On the way to the first checkpoint on day three, a new plan formed: Richard to nap at the checkpoint, Piper to push on to try to finish that evening. Richard was clearly still tired, whilst I was motivated by being first on the road again. I knew what needed to be done: head down, steady pace, reduced stops. Play to my strengths of being not a fast rider, but an efficient one, and capable of eating continuously on the bike. No thrills or photos, just a steady effort home.

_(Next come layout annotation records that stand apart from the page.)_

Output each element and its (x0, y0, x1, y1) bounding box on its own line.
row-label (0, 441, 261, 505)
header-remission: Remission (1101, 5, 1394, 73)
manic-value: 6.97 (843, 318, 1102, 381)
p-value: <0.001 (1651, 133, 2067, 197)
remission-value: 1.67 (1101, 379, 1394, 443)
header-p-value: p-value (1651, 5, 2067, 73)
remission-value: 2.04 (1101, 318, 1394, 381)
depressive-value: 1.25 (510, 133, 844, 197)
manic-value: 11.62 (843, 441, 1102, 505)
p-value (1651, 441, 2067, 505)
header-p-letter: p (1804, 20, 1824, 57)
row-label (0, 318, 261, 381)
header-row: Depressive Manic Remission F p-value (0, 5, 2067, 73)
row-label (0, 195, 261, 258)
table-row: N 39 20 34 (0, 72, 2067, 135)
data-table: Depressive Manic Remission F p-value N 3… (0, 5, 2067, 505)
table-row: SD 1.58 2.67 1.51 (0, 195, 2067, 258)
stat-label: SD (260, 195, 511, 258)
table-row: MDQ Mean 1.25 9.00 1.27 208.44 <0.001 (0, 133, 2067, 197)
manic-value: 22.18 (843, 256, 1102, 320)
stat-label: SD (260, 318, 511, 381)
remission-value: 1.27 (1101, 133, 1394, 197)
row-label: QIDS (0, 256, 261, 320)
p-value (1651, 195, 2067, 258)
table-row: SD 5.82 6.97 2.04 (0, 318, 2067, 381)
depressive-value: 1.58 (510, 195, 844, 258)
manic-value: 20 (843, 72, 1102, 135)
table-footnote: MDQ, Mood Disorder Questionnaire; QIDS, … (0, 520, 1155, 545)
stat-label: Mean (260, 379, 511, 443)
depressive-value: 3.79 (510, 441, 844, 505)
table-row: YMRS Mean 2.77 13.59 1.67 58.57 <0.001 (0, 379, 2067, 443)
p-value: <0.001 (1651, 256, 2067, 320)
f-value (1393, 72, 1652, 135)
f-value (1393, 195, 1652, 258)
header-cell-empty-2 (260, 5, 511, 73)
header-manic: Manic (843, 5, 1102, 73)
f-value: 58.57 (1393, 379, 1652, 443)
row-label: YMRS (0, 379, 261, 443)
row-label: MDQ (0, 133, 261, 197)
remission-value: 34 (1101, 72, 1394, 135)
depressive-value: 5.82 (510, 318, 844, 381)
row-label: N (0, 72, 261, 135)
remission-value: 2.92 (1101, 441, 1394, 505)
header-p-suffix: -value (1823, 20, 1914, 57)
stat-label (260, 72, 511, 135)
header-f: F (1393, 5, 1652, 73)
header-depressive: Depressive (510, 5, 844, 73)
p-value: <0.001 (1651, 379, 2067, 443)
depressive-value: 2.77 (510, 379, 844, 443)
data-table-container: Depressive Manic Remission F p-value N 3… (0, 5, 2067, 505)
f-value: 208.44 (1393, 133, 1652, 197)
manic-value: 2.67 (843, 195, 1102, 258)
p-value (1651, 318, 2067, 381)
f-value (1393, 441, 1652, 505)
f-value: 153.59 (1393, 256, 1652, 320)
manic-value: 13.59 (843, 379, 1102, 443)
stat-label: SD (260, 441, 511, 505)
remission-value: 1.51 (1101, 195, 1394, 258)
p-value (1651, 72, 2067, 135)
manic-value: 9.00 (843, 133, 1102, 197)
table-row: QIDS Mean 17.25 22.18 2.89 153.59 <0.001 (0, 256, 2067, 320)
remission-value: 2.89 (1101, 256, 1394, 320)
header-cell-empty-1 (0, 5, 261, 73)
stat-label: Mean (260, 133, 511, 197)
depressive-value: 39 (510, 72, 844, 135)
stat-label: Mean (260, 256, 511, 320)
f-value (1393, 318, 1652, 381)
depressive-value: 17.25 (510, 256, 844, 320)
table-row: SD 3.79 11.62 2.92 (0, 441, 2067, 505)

The organisers had somehow arranged for the final part of the course to be mostly downhill with a tailwind, so I was able to stay in my comfort zone throughout, although it became more difficult to focus on maintaining a constant pace near the end. A volunteer at one of the final checkpoints, presumably expecting exhausted riders, remarked that I was looking in quite good shape. That was amusing. I only really needed one quick stop at a corner shop for some caffeine to take me through to the end, at Scandic Plaza Hotel in Umeå, which I reached at around 8:30pm.

Stage 3 - 14 hours elapsed (13 moving), 357 km travelled and 2,278 m climbed.

Total - 70 hours elapsed (48 moving), 1,223 km travelled and 11,600 m climbed.

Finishing at Scandic Plaza hotel at 8:30pm. The organisers hadn't arrived to set up a station there yet, but the hotel staff were more than happy to take a photo and stamp my brevet card to make it official.

Outro

Four other riders would complete the course within three days: David Gran Skog, Terence McSweeney and Bart would come in together at a quarter past 10, and then Aleksei just before 11. Richard opted for a rest at the final checkpoint instead of another late finish, and would come in at 7am the next morning. He has his own excellent ride report on mealybar.co.uk for you to read. You can view a copy of the final results for all riders here, and a breakdown of my checkpoint timings here.

I'd like to thank my dad, for being the best directeur sportif (via Signal Messenger), the others Richard and I rode with at times—including Bart, Aleksei, Jon and Martijn—and then every member of staff and volunteer at the checkpoints. The goodwill and support shown to tired, weathered cyclists at any hour of the day was nothing short of phenomenal.

Meeting the volunteer on the night shift at the checkpoint in Mo i Rana.